A Primer on Chroma Subsampling and What It Means In Practical Terms

Common_chroma_subsampling_ratios-0216This is not a switcher wars post. I have no interest in discussing the various claims made by one manufacturer or another, the counter claims, counter-counter claims or any other such back-and-forth between competitors. The issue to which some of the ongoing discussion about switching technology HAS brought more attention is that of chroma subsampling, and what it means in practical terms. What I’ve found reviewing one of these claims is not what I expected; I’d come to the point at which I accepted 4:2:2 as not only “good enough” but indistinguishable from 4:4:4 for any practical purposes. Recent demonstrations and exploration has shown that — depending on content and use case — I was not correct in this.

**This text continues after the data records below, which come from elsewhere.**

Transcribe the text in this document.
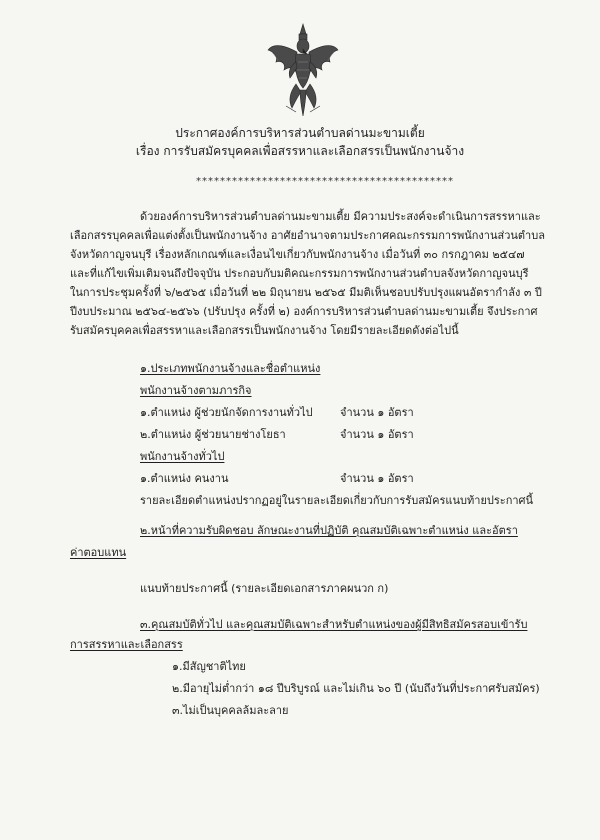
ประกาศองค์การบริหารส่วนตำบลด่านมะขามเตี้ย
เรื่อง การรับสมัครบุคคลเพื่อสรรหาและเลือกสรรเป็นพนักงานจ้าง
*******************************************
ด้วยองค์การบริหารส่วนตำบลด่านมะขามเตี้ย มีความประสงค์จะดำเนินการสรรหาและ
เลือกสรรบุคคลเพื่อแต่งตั้งเป็นพนักงานจ้าง อาศัยอำนาจตามประกาศคณะกรรมการพนักงานส่วนตำบล
จังหวัดกาญจนบุรี เรื่องหลักเกณฑ์และเงื่อนไขเกี่ยวกับพนักงานจ้าง เมื่อวันที่ ๓๐ กรกฎาคม ๒๕๔๗
และที่แก้ไขเพิ่มเติมจนถึงปัจจุบัน ประกอบกับมติคณะกรรมการพนักงานส่วนตำบลจังหวัดกาญจนบุรี
ในการประชุมครั้งที่ ๖/๒๕๖๕ เมื่อวันที่ ๒๒ มิถุนายน ๒๕๖๕ มีมติเห็นชอบปรับปรุงแผนอัตรากำลัง ๓ ปี
ปีงบประมาณ ๒๕๖๔-๒๕๖๖ (ปรับปรุง ครั้งที่ ๒) องค์การบริหารส่วนตำบลด่านมะขามเตี้ย จึงประกาศ
รับสมัครบุคคลเพื่อสรรหาและเลือกสรรเป็นพนักงานจ้าง โดยมีรายละเอียดดังต่อไปนี้
๑.ประเภทพนักงานจ้างและชื่อตำแหน่ง
พนักงานจ้างตามภารกิจ
๑.ตำแหน่ง ผู้ช่วยนักจัดการงานทั่วไป จำนวน ๑ อัตรา
๒.ตำแหน่ง ผู้ช่วยนายช่างโยธา	จำนวน ๑ อัตรา
พนักงานจ้างทั่วไป
๑.ตำแหน่ง คนงาน	จำนวน ๑ อัตรา
รายละเอียดตำแหน่งปรากฏอยู่ในรายละเอียดเกี่ยวกับการรับสมัครแนบท้ายประกาศนี้
๒.หน้าที่ความรับผิดชอบ ลักษณะงานที่ปฏิบัติ คุณสมบัติเฉพาะตำแหน่ง และอัตรา
ค่าตอบแทน
แนบท้ายประกาศนี้ (รายละเอียดเอกสารภาคผนวก ก)
๓.คุณสมบัติทั่วไป และคุณสมบัติเฉพาะสำหรับตำแหน่งของผู้มีสิทธิสมัครสอบเข้ารับ
การสรรหาและเลือกสรร
๑.มีสัญชาติไทย
๒.มีอายุไม่ต่ำกว่า ๑๘ ปีบริบูรณ์ และไม่เกิน ๖๐ ปี (นับถึงวันที่ประกาศรับสมัคร)
๓.ไม่เป็นบุคคลล้มละลาย
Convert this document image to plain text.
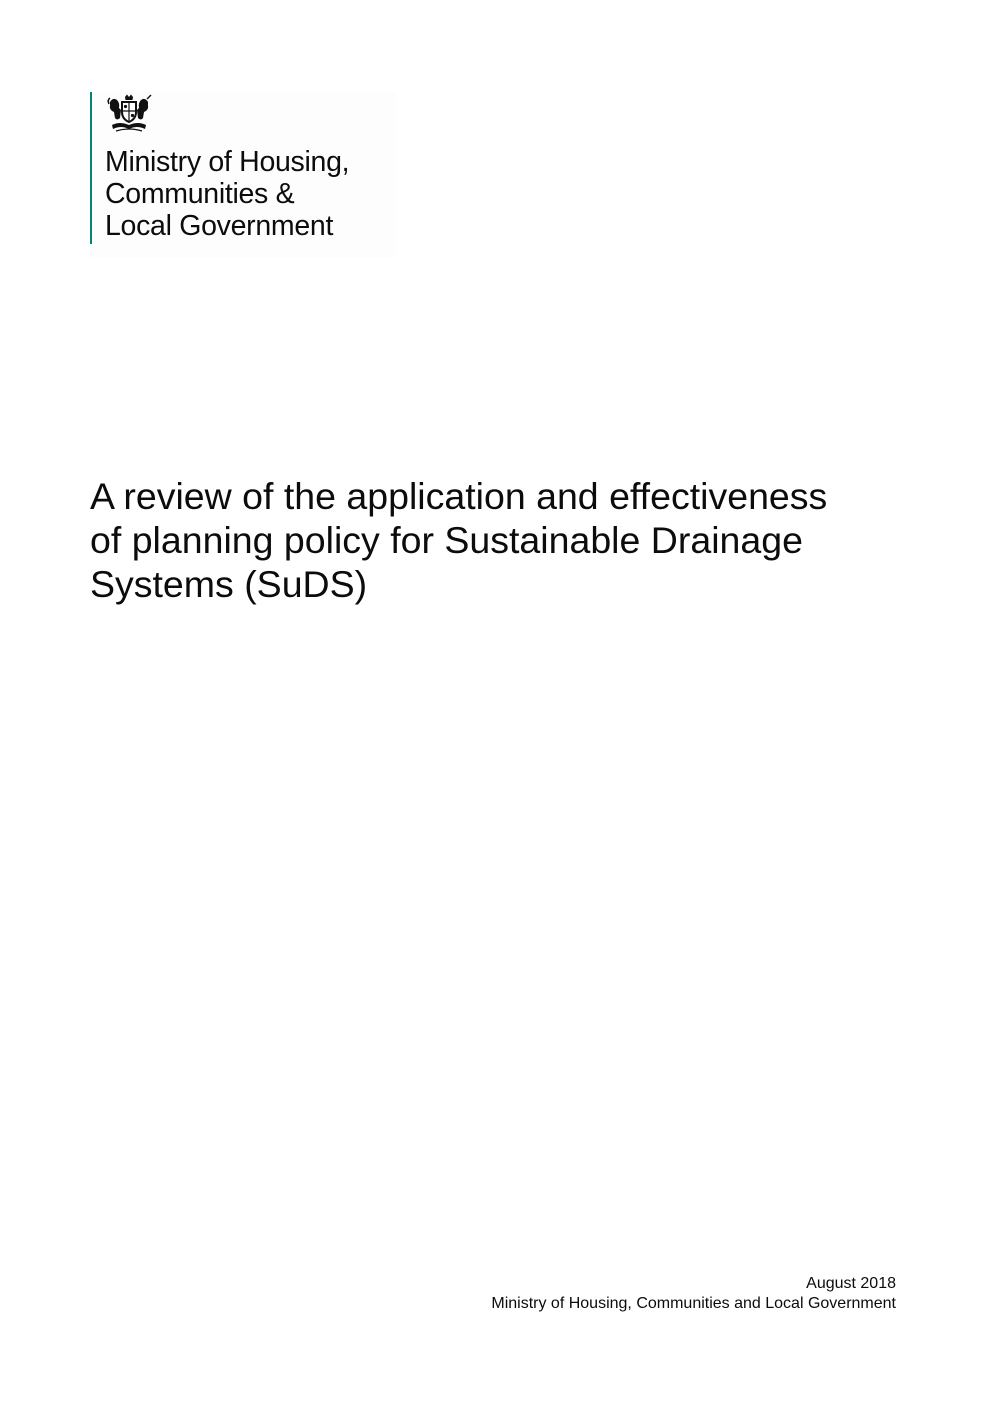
Ministry of Housing,
Communities &
Local Government
A review of the application and effectiveness
of planning policy for Sustainable Drainage
Systems (SuDS)
August 2018
Ministry of Housing, Communities and Local Government
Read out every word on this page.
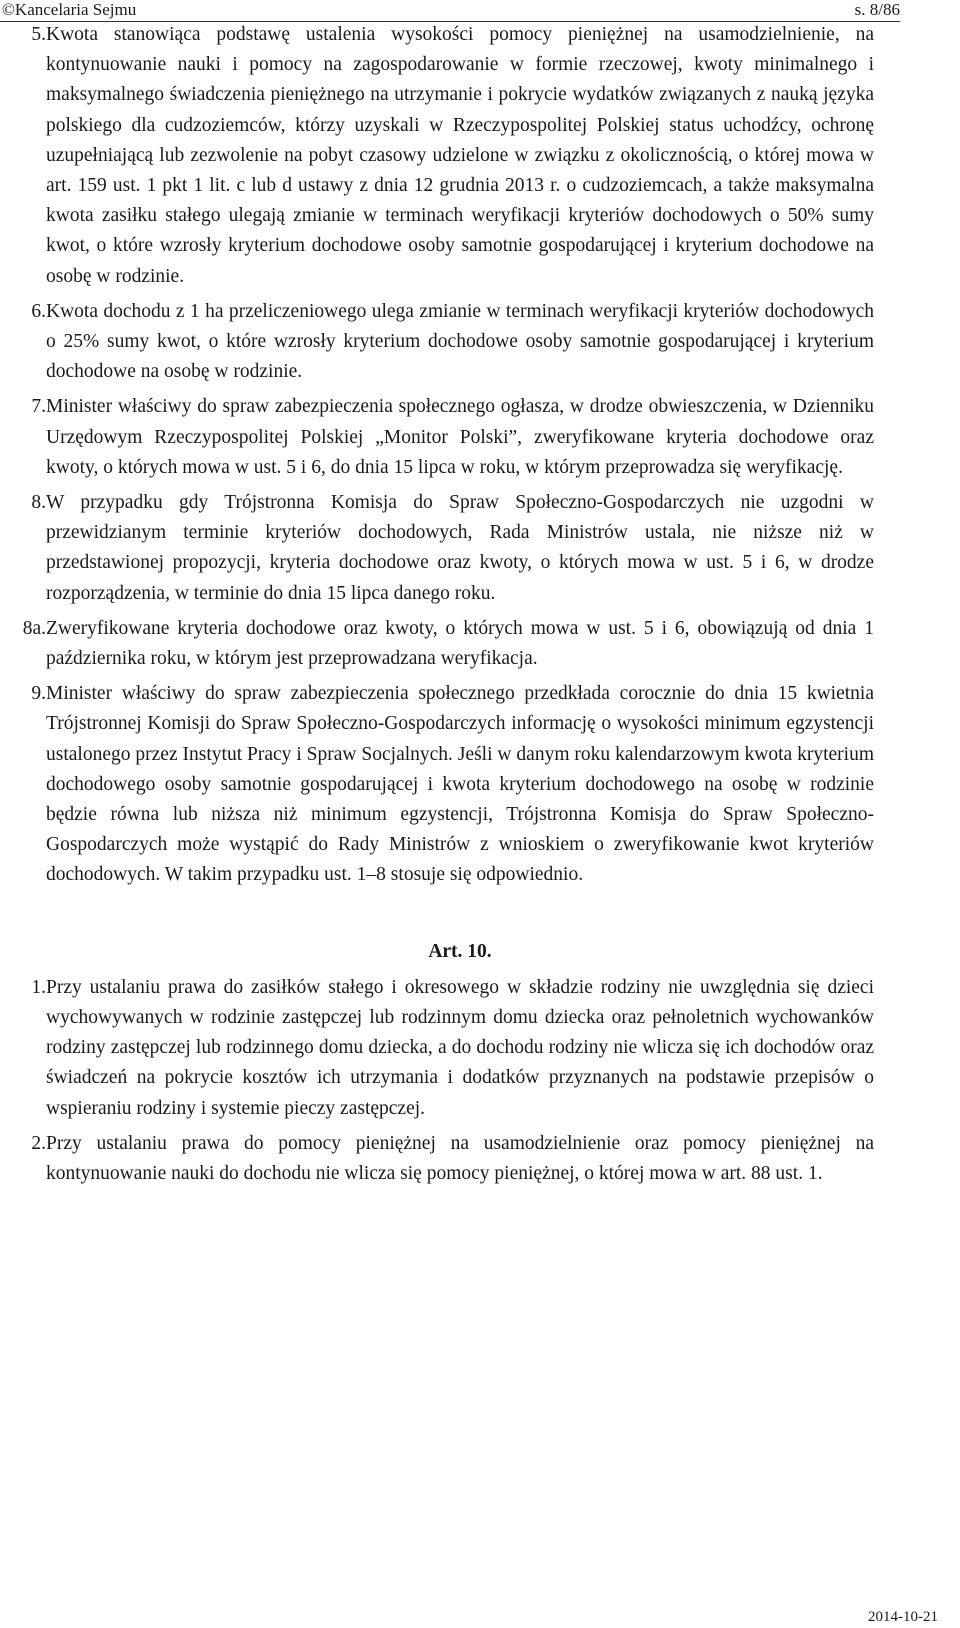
©Kancelaria Sejmu	s. 8/86

5. Kwota stanowiąca podstawę ustalenia wysokości pomocy pieniężnej na usamodzielnienie, na kontynuowanie nauki i pomocy na zagospodarowanie w formie rzeczowej, kwoty minimalnego i maksymalnego świadczenia pieniężnego na utrzymanie i pokrycie wydatków związanych z nauką języka polskiego dla cudzoziemców, którzy uzyskali w Rzeczypospolitej Polskiej status uchodźcy, ochronę uzupełniającą lub zezwolenie na pobyt czasowy udzielone w związku z okolicznością, o której mowa w art. 159 ust. 1 pkt 1 lit. c lub d ustawy z dnia 12 grudnia 2013 r. o cudzoziemcach, a także maksymalna kwota zasiłku stałego ulegają zmianie w terminach weryfikacji kryteriów dochodowych o 50% sumy kwot, o które wzrosły kryterium dochodowe osoby samotnie gospodarującej i kryterium dochodowe na osobę w rodzinie.

6. Kwota dochodu z 1 ha przeliczeniowego ulega zmianie w terminach weryfikacji kryteriów dochodowych o 25% sumy kwot, o które wzrosły kryterium dochodowe osoby samotnie gospodarującej i kryterium dochodowe na osobę w rodzinie.

7. Minister właściwy do spraw zabezpieczenia społecznego ogłasza, w drodze obwieszczenia, w Dzienniku Urzędowym Rzeczypospolitej Polskiej „Monitor Polski”, zweryfikowane kryteria dochodowe oraz kwoty, o których mowa w ust. 5 i 6, do dnia 15 lipca w roku, w którym przeprowadza się weryfikację.

8. W przypadku gdy Trójstronna Komisja do Spraw Społeczno-Gospodarczych nie uzgodni w przewidzianym terminie kryteriów dochodowych, Rada Ministrów ustala, nie niższe niż w przedstawionej propozycji, kryteria dochodowe oraz kwoty, o których mowa w ust. 5 i 6, w drodze rozporządzenia, w terminie do dnia 15 lipca danego roku.

8a. Zweryfikowane kryteria dochodowe oraz kwoty, o których mowa w ust. 5 i 6, obowiązują od dnia 1 października roku, w którym jest przeprowadzana weryfikacja.

9. Minister właściwy do spraw zabezpieczenia społecznego przedkłada corocznie do dnia 15 kwietnia Trójstronnej Komisji do Spraw Społeczno-Gospodarczych informację o wysokości minimum egzystencji ustalonego przez Instytut Pracy i Spraw Socjalnych. Jeśli w danym roku kalendarzowym kwota kryterium dochodowego osoby samotnie gospodarującej i kwota kryterium dochodowego na osobę w rodzinie będzie równa lub niższa niż minimum egzystencji, Trójstronna Komisja do Spraw Społeczno-Gospodarczych może wystąpić do Rady Ministrów z wnioskiem o zweryfikowanie kwot kryteriów dochodowych. W takim przypadku ust. 1–8 stosuje się odpowiednio.

Art. 10.

1. Przy ustalaniu prawa do zasiłków stałego i okresowego w składzie rodziny nie uwzględnia się dzieci wychowywanych w rodzinie zastępczej lub rodzinnym domu dziecka oraz pełnoletnich wychowanków rodziny zastępczej lub rodzinnego domu dziecka, a do dochodu rodziny nie wlicza się ich dochodów oraz świadczeń na pokrycie kosztów ich utrzymania i dodatków przyznanych na podstawie przepisów o wspieraniu rodziny i systemie pieczy zastępczej.

2. Przy ustalaniu prawa do pomocy pieniężnej na usamodzielnienie oraz pomocy pieniężnej na kontynuowanie nauki do dochodu nie wlicza się pomocy pieniężnej, o której mowa w art. 88 ust. 1.

2014-10-21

For those who aren’t clear on the topic, chroma subsampling is the practice of sampling the color of a video signal (chroma) at a lesser rate than the brightness (luminance). In the YCbCr color space, this is simply a matter of sampling the Y value at a lesser rate than the Cb and Cr (blue-difference and red-difference) components. The attached illustration shows how this affects an image, as you can clearly see, information is lost.

This has become a common practice in 4K video transmission to reduce bandwidth requirements; 4K video requires four times the bandwidth of 1920×1080 video, which was already near the technical limitations of current transport technology. In order to fit more pixels into the same bandwidth, the choices are to either reduce the frame rate, reduce the amount of data per pixel or both. See, for example, the “True4K” specification from Extron, listing the available resolutions, chroma subsampling and color depth for a matrix-switch input board. Note that in order to increase chroma subsampling, one must reduce the frame rate and vice-versa.

This has seemed like a reasonable tradeoff because of the human eye’s greater sensitivity to light than to color. The concept behind this choice is that the human eye and brain will fill in the “missing” chroma information far better than they would fill in missing luma. In fact, Blu-ray and DVD discs typically sample at 4:2:0. We’re accustom to this, and it seems to make little difference.

Did you notice the assumption in the above paragraphs? The human eye will fill in missing chroma information from one frame to the next. What if the image is static? Even worse, what if the image is static and consists of very narrow (as narrow as a single-pixel width) bands of color? This is a case in which the appropriateness of the solution is highly dependent on content.

One switch manufacturer has been passing around a demo with what we in our office are referring to as a “chroma torture image.” The image in question consists of a series of very narrow single-color borders, a polar array of single-pixel lines in various colors and a column of text. Their contention is that scalers that do not maintain 4:4:4 chroma subsampling will have weakness in displaying such an image. From the demonstrations I’ve seen, this certainly appears to be true. What’s more, some “regular” content not chosen as a chroma stress test (Excel spreadsheets are particularly bad for this) will show similar — albeit less dramatic — artifacts. Independent testing reveals that these effects are real.

So end of story. Right?


Repeating the test under varying conditions reveals interesting results. The artifacts, which were so disturbing in the case of upscaled 1920×1080 content, disappear completely when viewing 4K content. Clearly this particular product only has chroma subsampling issues in its scaler.

What does that mean?

Broadly, it means that not all devices handle all content identically. Scaled content is not the same as content viewed at its native resolution, nor is video content the same as static content. As is always the case, content matters.

It also highlights the fact that some pitfalls don’t appear in the published specifications. It highlights that even the very best products (and the products we are discussing are among the best) have weaknesses. It also highlights the risk of dismissing a piece of gear as “inferior” before considering one’s use case, including types of sources.

With 4K now a fact of life and 8K video possibly around the corner compromises between quality and bandwidth will remain a fact of life. As is the case with anything else, we need to know what we’re giving up, what we’re risking and what it means in each particular circumstance.

Again, this is not a switcher wars post. I see considerable value in the product offerings and ecosystems of several manufacturers. This is, as always, a call for mindfulness.